The pretraining is implemented with the bevfusion framework. We use the LiDAR-only model in bevfusion (69.28 NDS) for pretraining.
We provide pretrained models that have been trained on the NuScenes dataset. These models can be used as a starting point for your own tasks or fine-tuning.
Config | Epoch | Download |
---|---|---|
Swin-Base | 50 | Model |
Swin-Large | 50 | Model |
The code is built with following libraries:
- Python >= 3.8, <3.9
- OpenMPI = 4.0.4 and mpi4py = 3.0.3 (Needed for torchpack)
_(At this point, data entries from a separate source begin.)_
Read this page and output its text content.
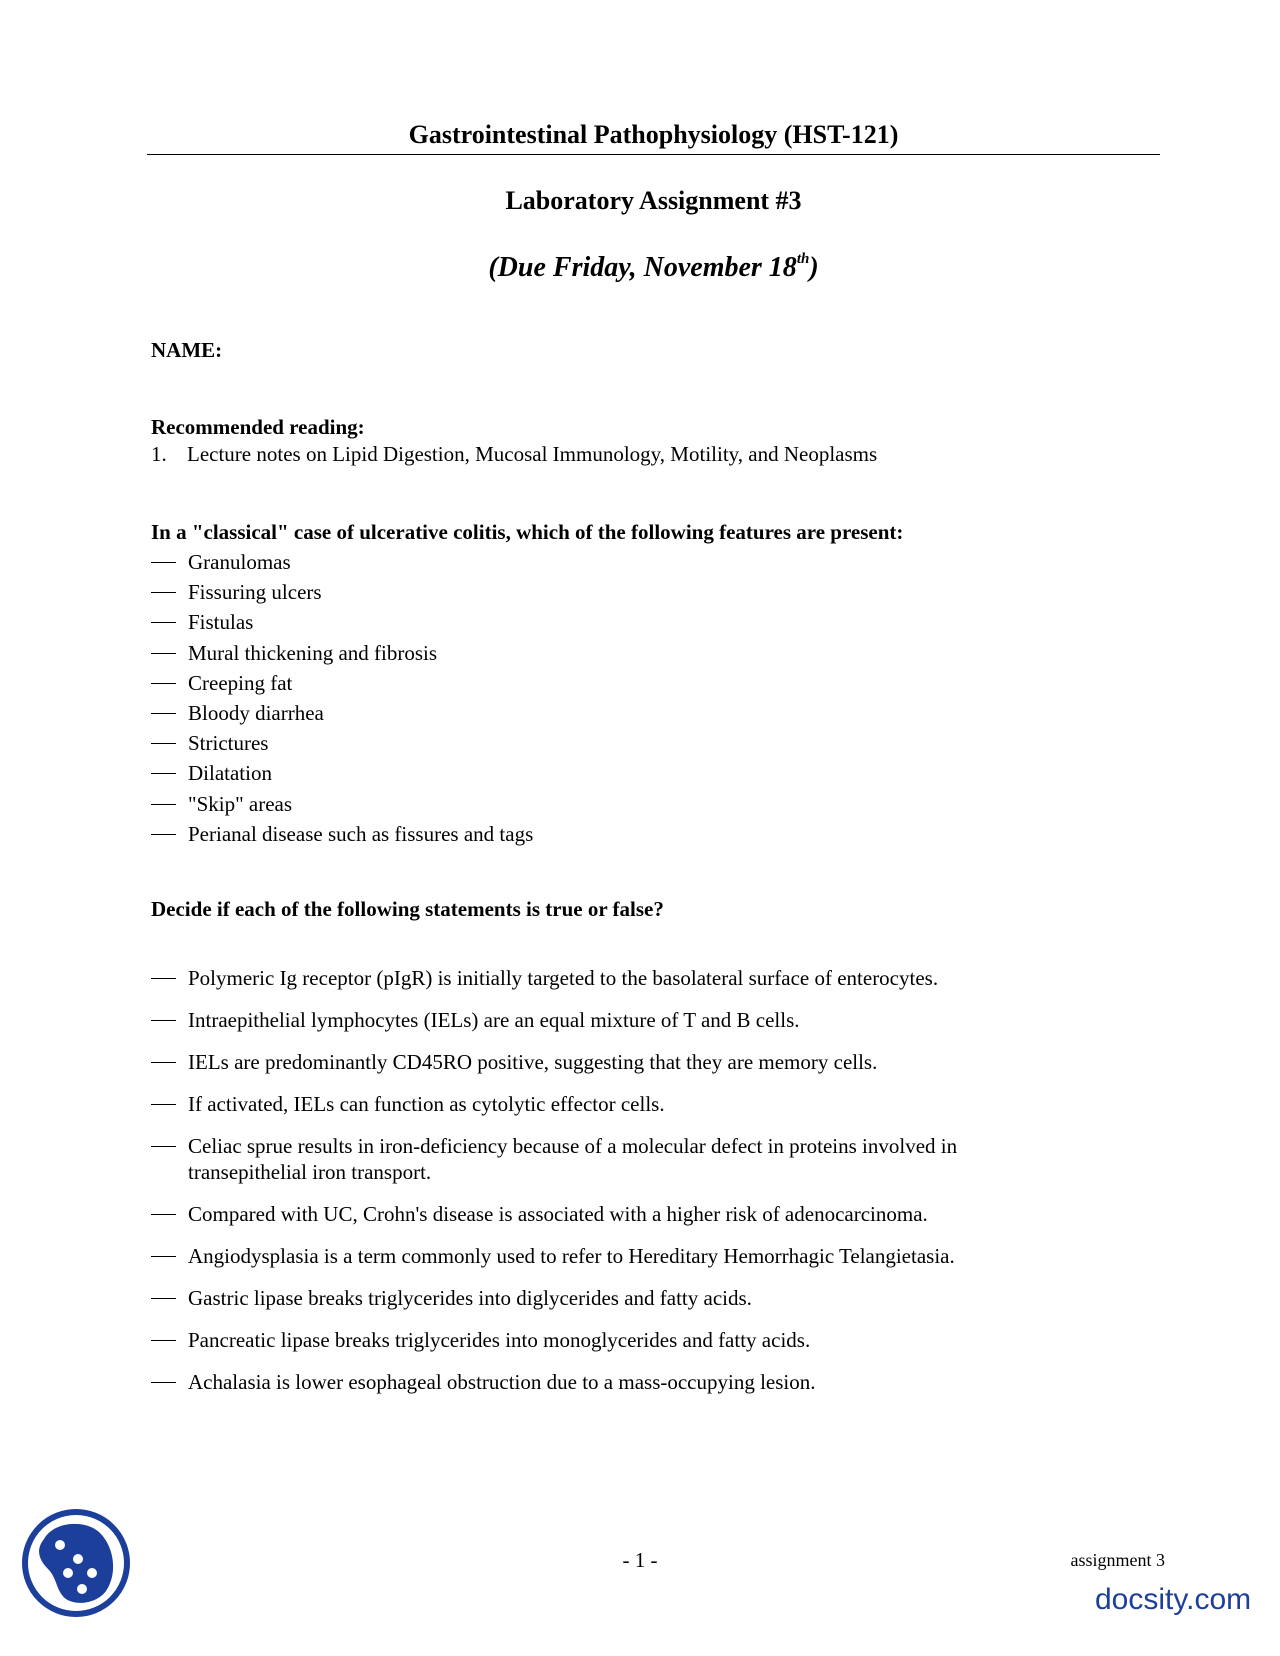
Gastrointestinal Pathophysiology (HST-121)
Laboratory Assignment #3
(Due Friday, November 18th)
NAME:
Recommended reading:
1. Lecture notes on Lipid Digestion, Mucosal Immunology, Motility, and Neoplasms
In a "classical" case of ulcerative colitis, which of the following features are present:
Granulomas
Fissuring ulcers
Fistulas
Mural thickening and fibrosis
Creeping fat
Bloody diarrhea
Strictures
Dilatation
"Skip" areas
Perianal disease such as fissures and tags
Decide if each of the following statements is true or false?
Polymeric Ig receptor (pIgR) is initially targeted to the basolateral surface of enterocytes.
Intraepithelial lymphocytes (IELs) are an equal mixture of T and B cells.
IELs are predominantly CD45RO positive, suggesting that they are memory cells.
If activated, IELs can function as cytolytic effector cells.
Celiac sprue results in iron-deficiency because of a molecular defect in proteins involved in transepithelial iron transport.
Compared with UC, Crohn's disease is associated with a higher risk of adenocarcinoma.
Angiodysplasia is a term commonly used to refer to Hereditary Hemorrhagic Telangietasia.
Gastric lipase breaks triglycerides into diglycerides and fatty acids.
Pancreatic lipase breaks triglycerides into monoglycerides and fatty acids.
Achalasia is lower esophageal obstruction due to a mass-occupying lesion.
- 1 -	assignment 3
docsity.com
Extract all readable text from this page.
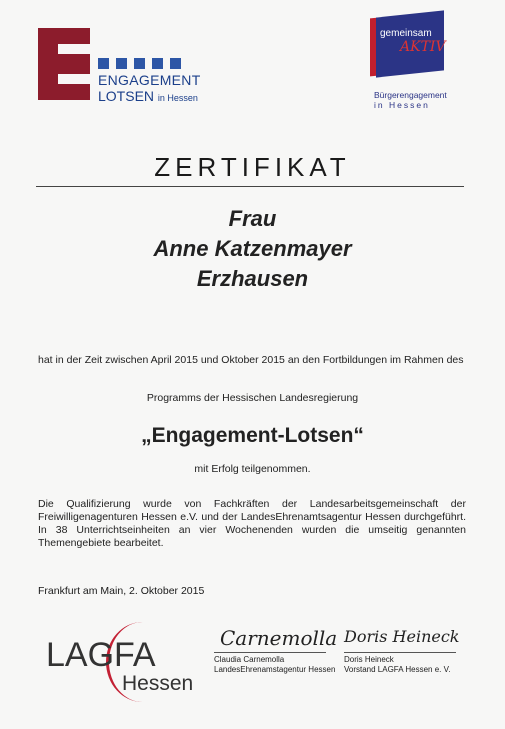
ENGAGEMENT
LOTSEN in Hessen
gemeinsam
AKTIV
Bürgerengagement
in Hessen
ZERTIFIKAT
Frau
Anne Katzenmayer
Erzhausen
hat in der Zeit zwischen April 2015 und Oktober 2015 an den Fortbildungen im Rahmen des
Programms der Hessischen Landesregierung
„Engagement-Lotsen“
mit Erfolg teilgenommen.
Die Qualifizierung wurde von Fachkräften der Landesarbeitsgemeinschaft der Freiwilligenagenturen Hessen e.V. und der LandesEhrenamtsagentur Hessen durchgeführt. In 38 Unterrichtseinheiten an vier Wochenenden wurden die umseitig genannten Themengebiete bearbeitet.
Frankfurt am Main, 2. Oktober 2015
LAGFA
Hessen
Carnemolla
Claudia Carnemolla
LandesEhrenamstagentur Hessen
Doris Heineck
Doris Heineck
Vorstand LAGFA Hessen e. V.
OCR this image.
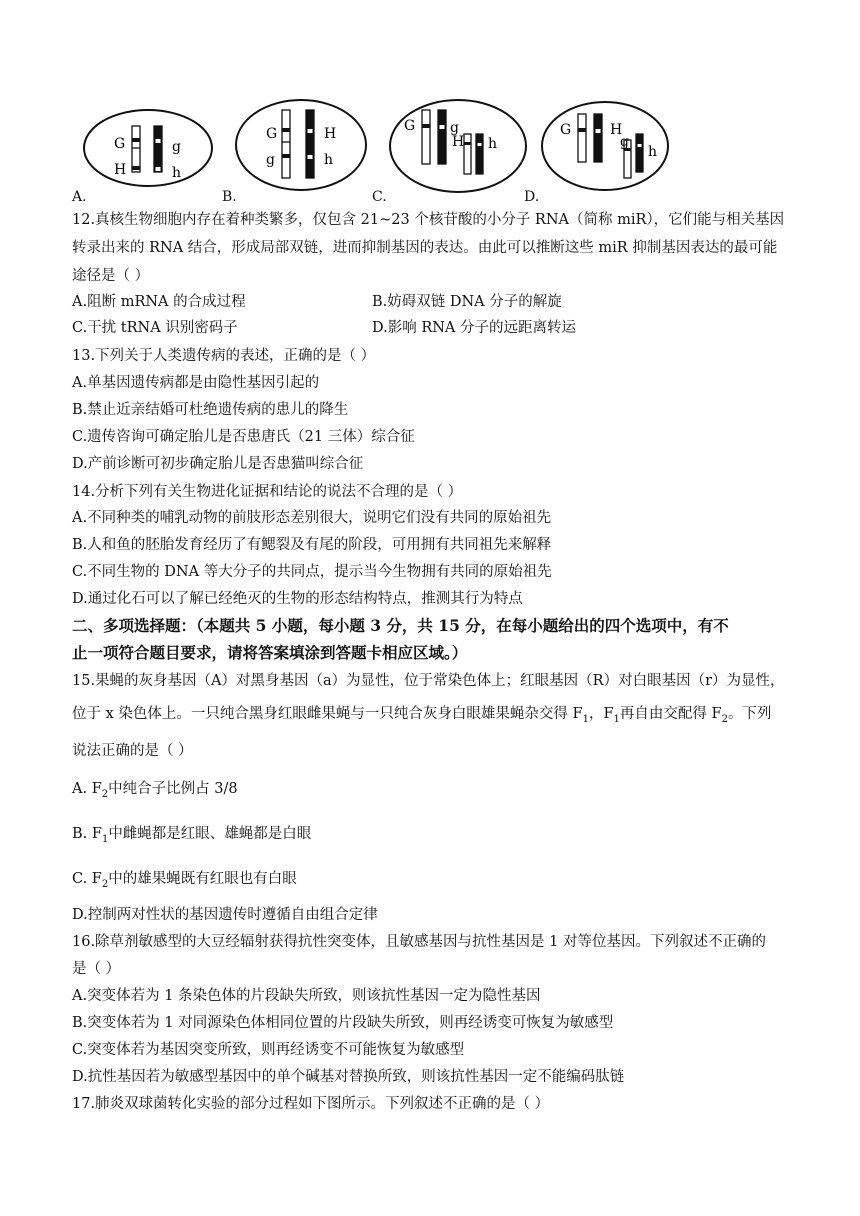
G	g
H	h
G	H
g	h
G g
H h
G	H
g
h
A.	B.	C.	D.
12.真核生物细胞内存在着种类繁多，仅包含 21~23 个核苷酸的小分子 RNA（简称 miR），它们能与相关基因
转录出来的 RNA 结合，形成局部双链，进而抑制基因的表达。由此可以推断这些 miR 抑制基因表达的最可能
途径是（ ）
A.阻断 mRNA 的合成过程	B.妨碍双链 DNA 分子的解旋
C.干扰 tRNA 识别密码子	D.影响 RNA 分子的远距离转运
13.下列关于人类遗传病的表述，正确的是（ ）
A.单基因遗传病都是由隐性基因引起的
B.禁止近亲结婚可杜绝遗传病的患儿的降生
C.遗传咨询可确定胎儿是否患唐氏（21 三体）综合征
D.产前诊断可初步确定胎儿是否患猫叫综合征
14.分析下列有关生物进化证据和结论的说法不合理的是（ ）
A.不同种类的哺乳动物的前肢形态差别很大，说明它们没有共同的原始祖先
B.人和鱼的胚胎发育经历了有鳃裂及有尾的阶段，可用拥有共同祖先来解释
C.不同生物的 DNA 等大分子的共同点，提示当今生物拥有共同的原始祖先
D.通过化石可以了解已经绝灭的生物的形态结构特点，推测其行为特点
二、多项选择题：（本题共 5 小题，每小题 3 分，共 15 分，在每小题给出的四个选项中，有不
止一项符合题目要求，请将答案填涂到答题卡相应区域。）
15.果蝇的灰身基因（A）对黑身基因（a）为显性，位于常染色体上；红眼基因（R）对白眼基因（r）为显性，
位于 x 染色体上。一只纯合黑身红眼雌果蝇与一只纯合灰身白眼雄果蝇杂交得 $F_1$，$F_1$再自由交配得 $F_2$。下列
说法正确的是（ ）
A. $F_2$中纯合子比例占 3/8
B. $F_1$中雌蝇都是红眼、雄蝇都是白眼
C. $F_2$中的雄果蝇既有红眼也有白眼
D.控制两对性状的基因遗传时遵循自由组合定律
16.除草剂敏感型的大豆经辐射获得抗性突变体，且敏感基因与抗性基因是 1 对等位基因。下列叙述不正确的
是（ ）
A.突变体若为 1 条染色体的片段缺失所致，则该抗性基因一定为隐性基因
B.突变体若为 1 对同源染色体相同位置的片段缺失所致，则再经诱变可恢复为敏感型
C.突变体若为基因突变所致，则再经诱变不可能恢复为敏感型
D.抗性基因若为敏感型基因中的单个碱基对替换所致，则该抗性基因一定不能编码肽链
17.肺炎双球菌转化实验的部分过程如下图所示。下列叙述不正确的是（ ）
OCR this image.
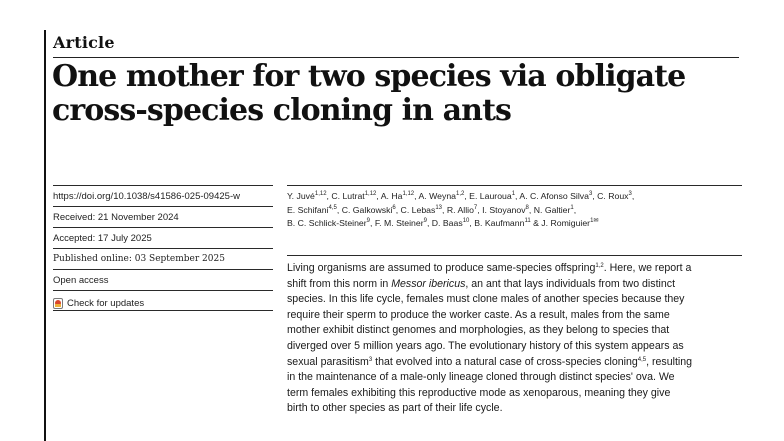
Article
One mother for two species via obligate
cross-species cloning in ants
https://doi.org/10.1038/s41586-025-09425-w
Received: 21 November 2024
Accepted: 17 July 2025
Published online: 03 September 2025
Open access
Check for updates
Y. Juvé$^{1,12}$, C. Lutrat$^{1,12}$, A. Ha$^{1,12}$, A. Weyna$^{1,2}$, E. Lauroua$^1$, A. C. Afonso Silva$^3$, C. Roux$^3$,
E. Schifani$^{4,5}$, C. Galkowski$^6$, C. Lebas$^{13}$, R. Allio$^7$, I. Stoyanov$^8$, N. Galtier$^1$,
B. C. Schlick-Steiner$^9$, F. M. Steiner$^9$, D. Baas$^{10}$, B. Kaufmann$^{11}$ & J. Romiguier$^{1✉}$
Living organisms are assumed to produce same-species offspring$^{1,2}$. Here, we report a
shift from this norm in Messor ibericus, an ant that lays individuals from two distinct
species. In this life cycle, females must clone males of another species because they
require their sperm to produce the worker caste. As a result, males from the same
mother exhibit distinct genomes and morphologies, as they belong to species that
diverged over 5 million years ago. The evolutionary history of this system appears as
sexual parasitism$^3$ that evolved into a natural case of cross-species cloning$^{4,5}$, resulting
in the maintenance of a male-only lineage cloned through distinct species' ova. We
term females exhibiting this reproductive mode as xenoparous, meaning they give
birth to other species as part of their life cycle.
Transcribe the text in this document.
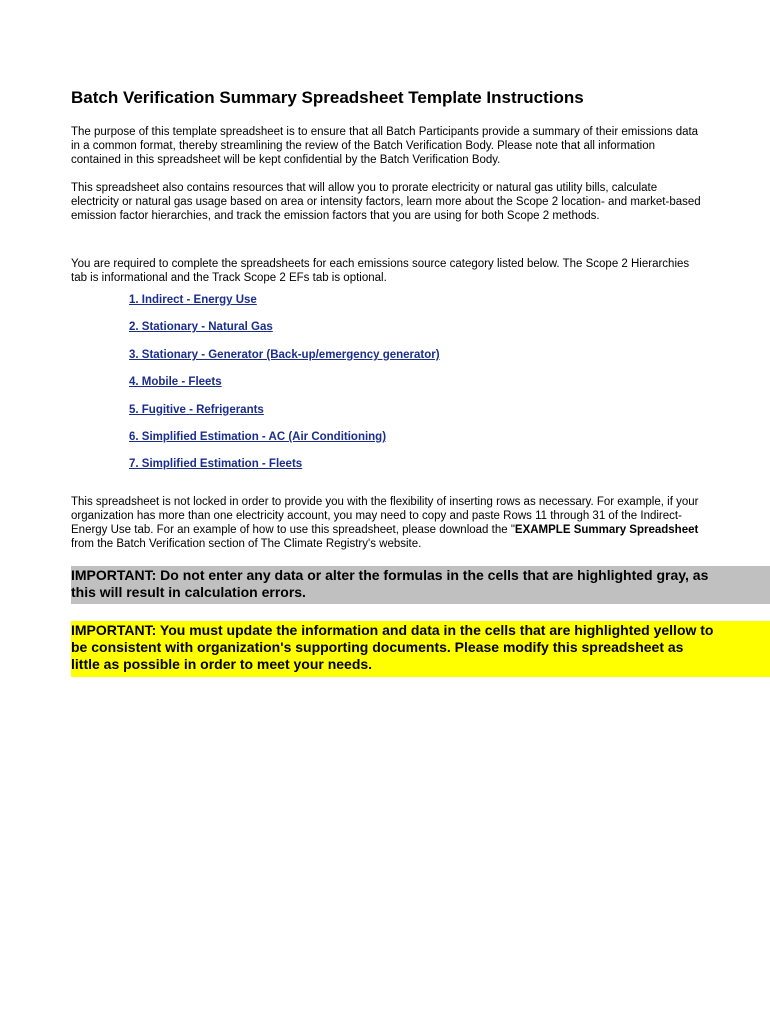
Batch Verification Summary Spreadsheet Template Instructions

The purpose of this template spreadsheet is to ensure that all Batch Participants provide a summary of their emissions data
in a common format, thereby streamlining the review of the Batch Verification Body. Please note that all information
contained in this spreadsheet will be kept confidential by the Batch Verification Body.

This spreadsheet also contains resources that will allow you to prorate electricity or natural gas utility bills, calculate
electricity or natural gas usage based on area or intensity factors, learn more about the Scope 2 location- and market-based
emission factor hierarchies, and track the emission factors that you are using for both Scope 2 methods.

You are required to complete the spreadsheets for each emissions source category listed below. The Scope 2 Hierarchies
tab is informational and the Track Scope 2 EFs tab is optional.

1. Indirect - Energy Use
2. Stationary - Natural Gas
3. Stationary - Generator (Back-up/emergency generator)
4. Mobile - Fleets
5. Fugitive - Refrigerants
6. Simplified Estimation - AC (Air Conditioning)
7. Simplified Estimation - Fleets

This spreadsheet is not locked in order to provide you with the flexibility of inserting rows as necessary. For example, if your
organization has more than one electricity account, you may need to copy and paste Rows 11 through 31 of the Indirect-
Energy Use tab. For an example of how to use this spreadsheet, please download the "EXAMPLE Summary Spreadsheet
from the Batch Verification section of The Climate Registry's website.

IMPORTANT: Do not enter any data or alter the formulas in the cells that are highlighted gray, as
this will result in calculation errors.
IMPORTANT: You must update the information and data in the cells that are highlighted yellow to
be consistent with organization's supporting documents. Please modify this spreadsheet as
little as possible in order to meet your needs.
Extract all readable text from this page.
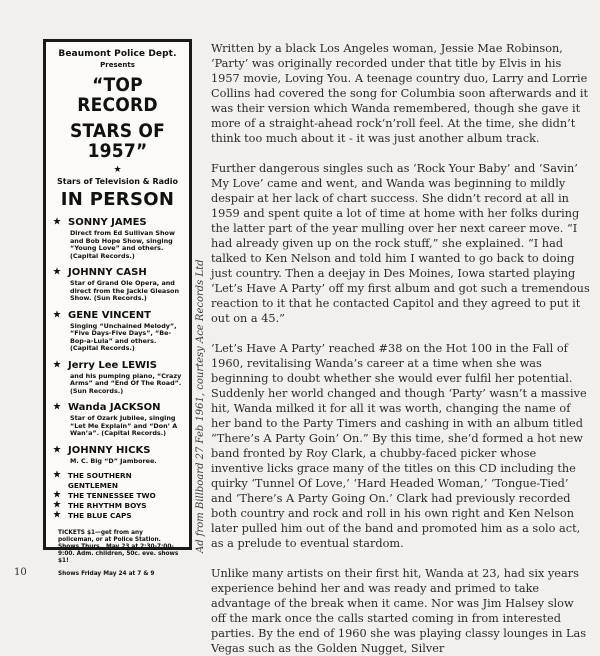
Beaumont Police Dept.
Presents
“TOP RECORD
STARS OF 1957”
★
Stars of Television & Radio
IN PERSON
★ SONNY JAMES
Direct from Ed Sullivan Show and Bob Hope Show, singing “Young Love” and others. (Capital Records.)
★ JOHNNY CASH
Star of Grand Ole Opera, and direct from the Jackie Gleason Show. (Sun Records.)
★ GENE VINCENT
Singing “Unchained Melody”, “Five Days-Five Days”, “Be-Bop-a-Lula” and others. (Capital Records.)
★ Jerry Lee LEWIS
and his pumping piano, “Crazy Arms” and “End Of The Road”. (Sun Records.)
★ Wanda JACKSON
Star of Ozark Jubilee, singing “Let Me Explain” and “Don’ A Wan’a”. (Capital Records.)
★ JOHNNY HICKS
M. C. Big “D” Jamboree.
★ THE SOUTHERN GENTLEMEN
★ THE TENNESSEE TWO
★ THE RHYTHM BOYS
★ THE BLUE CAPS
TICKETS $1—get from any policeman, or at Police Station. Shows Thurs., May 23 at 2:30-7:00-9:00. Adm. children, 50c. eve. shows $1!
Shows Friday May 24 at 7 & 9
Ad from Billboard 27 Feb 1961, courtesy Ace Records Ltd
10

Written by a black Los Angeles woman, Jessie Mae Robinson, ‘Party’ was originally recorded under that title by Elvis in his 1957 movie, Loving You. A teenage country duo, Larry and Lorrie Collins had covered the song for Columbia soon afterwards and it was their version which Wanda remembered, though she gave it more of a straight-ahead rock‘n’roll feel. At the time, she didn’t think too much about it - it was just another album track.

Further dangerous singles such as ‘Rock Your Baby’ and ‘Savin’ My Love’ came and went, and Wanda was beginning to mildly despair at her lack of chart success. She didn’t record at all in 1959 and spent quite a lot of time at home with her folks during the latter part of the year mulling over her next career move. “I had already given up on the rock stuff,” she explained. “I had talked to Ken Nelson and told him I wanted to go back to doing just country. Then a deejay in Des Moines, Iowa started playing ‘Let’s Have A Party’ off my first album and got such a tremendous reaction to it that he contacted Capitol and they agreed to put it out on a 45.”

‘Let’s Have A Party’ reached #38 on the Hot 100 in the Fall of 1960, revitalising Wanda’s career at a time when she was beginning to doubt whether she would ever fulfil her potential. Suddenly her world changed and though ‘Party’ wasn’t a massive hit, Wanda milked it for all it was worth, changing the name of her band to the Party Timers and cashing in with an album titled “There’s A Party Goin’ On.” By this time, she’d formed a hot new band fronted by Roy Clark, a chubby-faced picker whose inventive licks grace many of the titles on this CD including the quirky ‘Tunnel Of Love,’ ‘Hard Headed Woman,’ ‘Tongue-Tied’ and ‘There’s A Party Going On.’ Clark had previously recorded both country and rock and roll in his own right and Ken Nelson later pulled him out of the band and promoted him as a solo act, as a prelude to eventual stardom.

Unlike many artists on their first hit, Wanda at 23, had six years experience behind her and was ready and primed to take advantage of the break when it came. Nor was Jim Halsey slow off the mark once the calls started coming in from interested parties. By the end of 1960 she was playing classy lounges in Las Vegas such as the Golden Nugget, Silver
- Pillow = 8.4.0 (see here)
- PyTorch >= 1.9, <= 1.10.2
- tqdm
- torchpack
- mmcv = 1.4.0
- mmdetection = 2.20.0
- nuscenes-dev-kit
After installing these dependencies, please run this command to install the codebase:
python setup.py develop
Please follow the instructions from here to download and preprocess the nuScenes dataset. After data preparation, you will be able to see the following directory structure (as is indicated in mmdetection3d):
mmdetection3d
├── mmdet3d
├── tools
├── configs
├── data
│ ├── nuscenes
│ │ ├── maps
│ │ ├── samples
│ │ ├── sweeps
│ │ ├── v1.0-test
| | ├── v1.0-trainval
│ │ ├── nuscenes_database
│ │ ├── nuscenes_infos_train.pkl
│ │ ├── nuscenes_infos_val.pkl
│ │ ├── nuscenes_infos_test.pkl
│ │ ├── nuscenes_dbinfos_train.pkl
To set up the LiDAR model for pretraining, follow these steps:
Download the LiDAR model weights from bevfusion.
Download the Swin-Base/Swin-Large weights from MixMAE.
We provide instructions to reproduce our results on nuScenes. You can use pytorch or slurm for distributed training.
For example, the Swin-Base model can be pretrained with:
sh run_pretrain.sh partition 8 config/pretrain_base_50ep.yaml runs/pretrain/pretrain_base_50ep
The large model can be pretrained as the same.
The pretraining code is based on bevfusion.